Another transitioning technology is the application delivery controller (ADC). According to CTO of ADC provider jetNexus, Greg Howett, gone are the days when these appliances were all hardware devices, designed to be configured and managed by specialist systems engineers.

"Load balancers are an essential requirement to everyday application stacks such as Microsoft Exchange and Lync, web-based customer relationship management (CRM) and enterprise resource planning (ERP) applications, as well as external customer-facing websites. Therefore it’s essential load balancers are easy to deploy, simple to configure and straightforward to manage," he says. Not only is the graphical user interface (GUI) designed for IT administrators to use, but the product sells almost exclusively as a virtual appliance – a pure software appliance.

This switch in terms of moving the network to the users, rather than the engineers, has also been mirrored by Sunrise Software in the latest release of its IT service management (ITSM)application, Sostenuto. Again, the interface is designed for IT administrators – not IT professionals – to use, while fairly radical features (certainly for network management tools) such as gamification have been introduced.

Re-managing the network

The changing shape of the corporate network has also meant a change in the way it is managed, with performance and application management becoming increasingly prevalent. Network management is being re-invented. For instance, Sideband Networks’ XRE/vXRE system for network performance management correlates live traffic with logged network traffic, giving a single point of management – regardless of wired/wireless or local area network (LAN)/wide area network (WAN) characteristics. The system provides analytics of network traffic up to 40Gbps, addressing both physical and virtual planes, and delivers intelligence that notifies with real-time alerts and actions for network issues. So it combines being a dynamic network discovery tool for network mapping with the ability to drill down into the network performance.

Emerging SDN market

Patrick Hubbard, a technical product marketing manager and head geek at Solarwinds, is ideally positioned to view what is really going on. He sees software-defined networking (SDN) as where all the traditional startup venture capital money is, with several companies vying to come out on top in the SDN controller market, with Plexxi and other pure-play SDN companies pushing standards and adoption.
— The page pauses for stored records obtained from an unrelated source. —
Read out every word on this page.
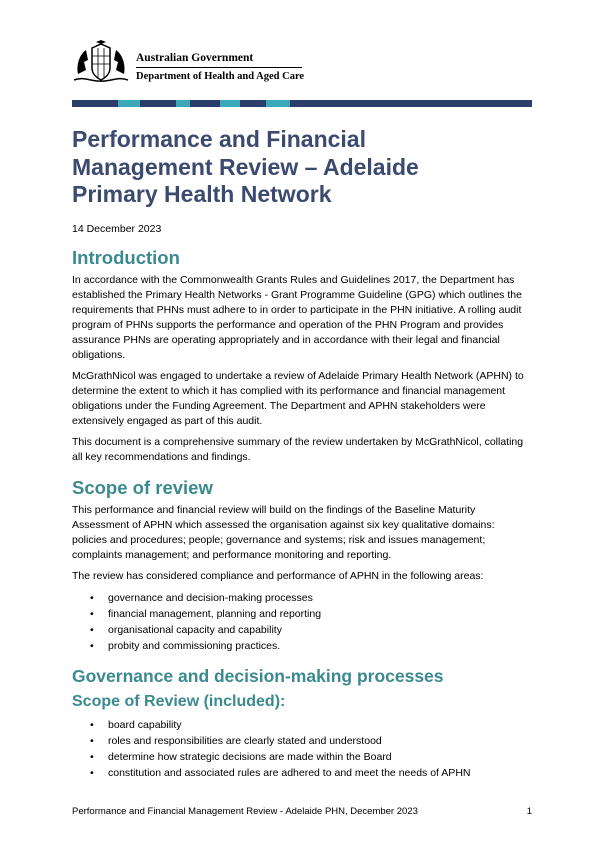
Australian Government
Department of Health and Aged Care
Performance and Financial Management Review – Adelaide Primary Health Network
14 December 2023
Introduction

In accordance with the Commonwealth Grants Rules and Guidelines 2017, the Department has established the Primary Health Networks - Grant Programme Guideline (GPG) which outlines the requirements that PHNs must adhere to in order to participate in the PHN initiative. A rolling audit program of PHNs supports the performance and operation of the PHN Program and provides assurance PHNs are operating appropriately and in accordance with their legal and financial obligations.

McGrathNicol was engaged to undertake a review of Adelaide Primary Health Network (APHN) to determine the extent to which it has complied with its performance and financial management obligations under the Funding Agreement. The Department and APHN stakeholders were extensively engaged as part of this audit.

This document is a comprehensive summary of the review undertaken by McGrathNicol, collating all key recommendations and findings.

Scope of review

This performance and financial review will build on the findings of the Baseline Maturity Assessment of APHN which assessed the organisation against six key qualitative domains: policies and procedures; people; governance and systems; risk and issues management; complaints management; and performance monitoring and reporting.

The review has considered compliance and performance of APHN in the following areas:

• governance and decision-making processes
• financial management, planning and reporting
• organisational capacity and capability
• probity and commissioning practices.
Governance and decision-making processes
Scope of Review (included):
• board capability
• roles and responsibilities are clearly stated and understood
• determine how strategic decisions are made within the Board
• constitution and associated rules are adhered to and meet the needs of APHN
Performance and Financial Management Review - Adelaide PHN, December 2023	1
At the same time, the major suppliers are funding a variety of spin-ins, such as Cisco’s Insieme, to accelerate innovation that is often difficult for established suppliers. As a result, there’s still lots of bleeding-edge technology and supplier-specific approaches in the market, and a de-facto standard has yet to be chosen by admins on the ground. For network-management software suppliers, the plus point is it will be easy to extend current systems with SDN once standards are determined by the market of actual installations.

Advances in wireless

Wireless is another area of recent innovation – beyond the basic Institute of Electrical and Electronic Engineers (IEEE) standards implementations. This is with respect to two particular aspects – bring-your-own-device (BYOD) technology and Wi-Fi in the cloud.

The former has meant real wireless, wire-like infrastructures really have had to be put into place. Wi-Fi technology company Xirrus, for example, has an array-based system designed to effectively replace a wired network – after all, a network of iPads and smartphones renders an Ethernet switch redundant. This means the size of Wi-Fi deployments is increasing enormously.

While often it’s the bigger, established suppliers which validate a new (or re-invented) technology area, it’s the smaller, more nimble players which populate it in the first place. We have a number of new players in various market segments – including cloud, virtualisation, application management and others – leading the way in getting actual products out to the user. So, while some of the giants of networking are talking the talk – regarding SDN and cloud, for example – it’s actually the newbies which are more focused on actually delivering the product.